December 2, 2017 will forever be etched in Chris Kaganzi’s memory. On this day, he travelled with his wife and their three-month-old baby to Jinja. On their way back to Kampala, while they approached Namagunga, a truck from the oncoming lane lost control and rammed into Kaganzi’s car.
“All I saw were rescuers running to the car. I watched helplessly as my wife who could not speak at that moment and other occupants of the car including two babies were being taken out,” Kaganzi recalls.
Moments later, Kaganzi learnt that both his wife and child had died. To date, Kaganzi believes that if his wife had worn her seatbelt, she could have survived the accident.
How a seatbelt works
According to Charles Ssebambulidde, the spokesperson of the Traffic Directorate, when you are driving at a speed of, say, 100km/hr, your body is equally travelling at the same speed.
Unfortunately, when your car is involved in an accident, it will stop if it does not overturn or roll but your body will continue in motion.
“If you are not wearing your seatbelt, upon sudden or instant braking or when you get involved in a head-on collision with another vehicle, if you are not ejected out of the car through the windscreen, your body will be hit on the dashboard or any other part of the car,” Ssebambulidde explains.
This, Ssebambulidde says is why some road crash victims in head-on collisions normally get ejected into the other vehicle through the windscreens.
How the seatbelt protects you
Like Kaganzi, Ssebambulidde emphasises that the seatbelt plays a significant lifesaving role of keeping you locked in the driver’s or passenger seat in the unfortunate event of a crash.
This means that you will be saved from bodily cuts and injuries you would have sustained from the wind screen if you were not belted up.
Abby Ddungu, a special hire taxi driver, observes that while a seatbelt locks you in your seat, you are prevented from body harm such as hitting your chest on the steering wheel which in most cases leads to internal bleeding that may also lead to death.
This, to Ddungu is because the steering wheel is a circular metal iron bar coated with soft plastic on top, making you think it is actually plastic.
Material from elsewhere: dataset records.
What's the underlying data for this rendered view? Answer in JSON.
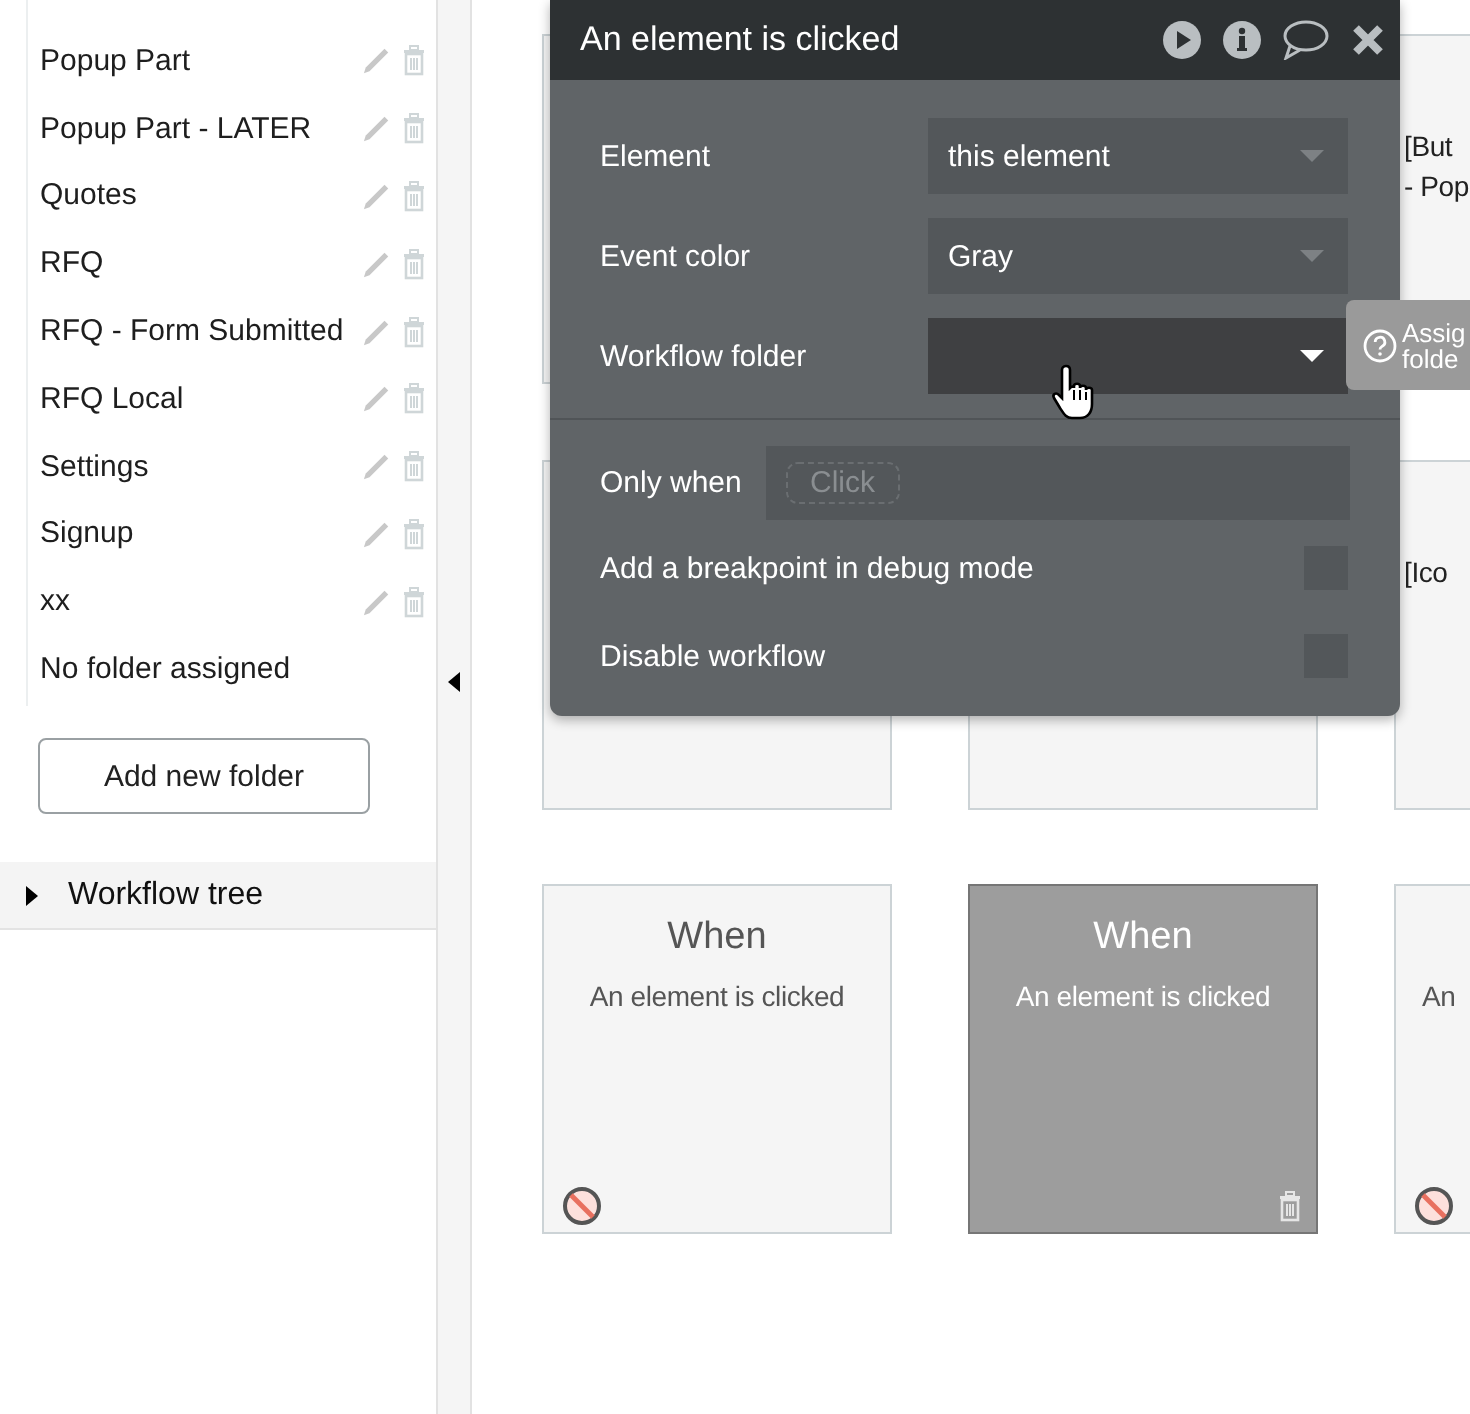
{
  "sidebar": {
    "folders": [
      {
        "name": "Popup Part",
        "kind": "folder"
      },
      {
        "name": "Popup Part - LATER",
        "kind": "folder"
      },
      {
        "name": "Quotes",
        "kind": "folder"
      },
      {
        "name": "RFQ",
        "kind": "folder"
      },
      {
        "name": "RFQ - Form Submitted",
        "kind": "folder"
      },
      {
        "name": "RFQ Local",
        "kind": "folder"
      },
      {
        "name": "Settings",
        "kind": "folder"
      },
      {
        "name": "Signup",
        "kind": "folder"
      },
      {
        "name": "xx",
        "kind": "folder"
      },
      {
        "name": "No folder assigned",
        "kind": "unassigned"
      }
    ],
    "add_button": "Add new folder",
    "workflow_tree": {
      "label": "Workflow tree",
      "expanded": false
    }
  },
  "canvas": {
    "cards": [
      {
        "selected": false,
        "disabled": false
      },
      {
        "lines": [
          "[But",
          "- Pop"
        ],
        "selected": false,
        "disabled": false
      },
      {
        "selected": false,
        "disabled": false
      },
      {
        "selected": false,
        "disabled": false
      },
      {
        "lines": [
          "[Ico"
        ],
        "selected": false,
        "disabled": false
      },
      {
        "title": "When",
        "lines": [
          "An element is clicked"
        ],
        "selected": false,
        "disabled": true
      },
      {
        "title": "When",
        "lines": [
          "An element is clicked"
        ],
        "selected": true,
        "disabled": false
      },
      {
        "lines": [
          "An"
        ],
        "selected": false,
        "disabled": true
      }
    ]
  },
  "popup": {
    "title": "An element is clicked",
    "fields": [
      {
        "kind": "dropdown",
        "label": "Element",
        "value": "this element"
      },
      {
        "kind": "dropdown",
        "label": "Event color",
        "value": "Gray"
      },
      {
        "kind": "dropdown",
        "label": "Workflow folder",
        "focused": true
      },
      {
        "kind": "condition",
        "label": "Only when",
        "placeholder": "Click"
      },
      {
        "kind": "checkbox",
        "label": "Add a breakpoint in debug mode",
        "checked": false
      },
      {
        "kind": "checkbox",
        "label": "Disable workflow",
        "checked": false
      }
    ]
  },
  "tooltip": {
    "lines": [
      "Assig",
      "folde"
    ]
  }
}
Wearing a seatbelt correctly
According to Caliber Collision, an online portal, to get the maximum protection from your seat belt, you need to wear it correctly. Fortunately, modern seat belts are simple enough to operate.
“The most common error with wearing a seat belt is intentionally using it in a way it is not intended. For example, you buckle up, but then you put the shoulder portion of the belt behind your back and only wear the lap belt. This exposes you to the dangers of only wearing a lap belt,” the portal observes.
The portal advises that it is important to use your seat belt as it is designed and to make sure it fits properly.
The lap belt portion needs to be snug to your hips. The portal adds that it should not be so tight that it feels like it is constricting you, but it also should not be loose. The shoulder belt portion also needs to be snug, and it should go over your chest and shoulders. Keep it away from your neck, as this could choke you in a car accident.
“Even if you are only driving somewhere that’s a couple minutes away, you still need to buckle up. Most accidents occur somewhere close to the driver’s home,” the portal concludes.
According to Dr Umarashid Guloba, not wearing a seatbelt while driving may not only lead to instant death when you are ejected out of your vehicle but it may also lead to permanent body injuries such as a broken spine, limbs and ribs or even head damage, among other injuries.
These, for instance internal bleeding, may not manifest instantly but shortly after the incident.
According to Gulooba, seatbelts do not prevent accidents but they reduce the extent of injuries or damage that would otherwise be inflicted on your body. He is quick to advise that if you are with a child in the car, it is safer for them to sit in the back. Even then, make sure they wear their seatbelts.
Therefore, it is not about the discomfort that the seatbelt comes with, but rather the role it plays, the more reason you need to get used to wearing it before driving off.
Richard Kalala, a driving instructor, says if you are a passenger, your seatbelt has to run from your left shoulder and your lap area before you lock it into its holding port on your right hip area. If you are the driver, the seatbelt has to run from your right hand shoulder and the lap before locking it to the left hip area.
In some vehicles, especially those with modern technology, you cannot use the seatbelt when the car is in motion, especially on a bumpy road. You can only use it when the car has come to a complete stop.
“If the car is not in motion and the seatbelt is not fitting you well, you can adjust by pulling it from its pocket until you have the right size. To adjust the length of the belt to go across your laps, adjust the one that cuts across your shoulder and stomach area first. A well-worn seatbelt has to form letter V,” Kalala advises.
For the case of expecting mothers, it is advisable to wear the seatbelt below the belly, and not above it to avoid squeezing the unborn baby. You, however, have to pull and adjust it so that it fits well before driving off.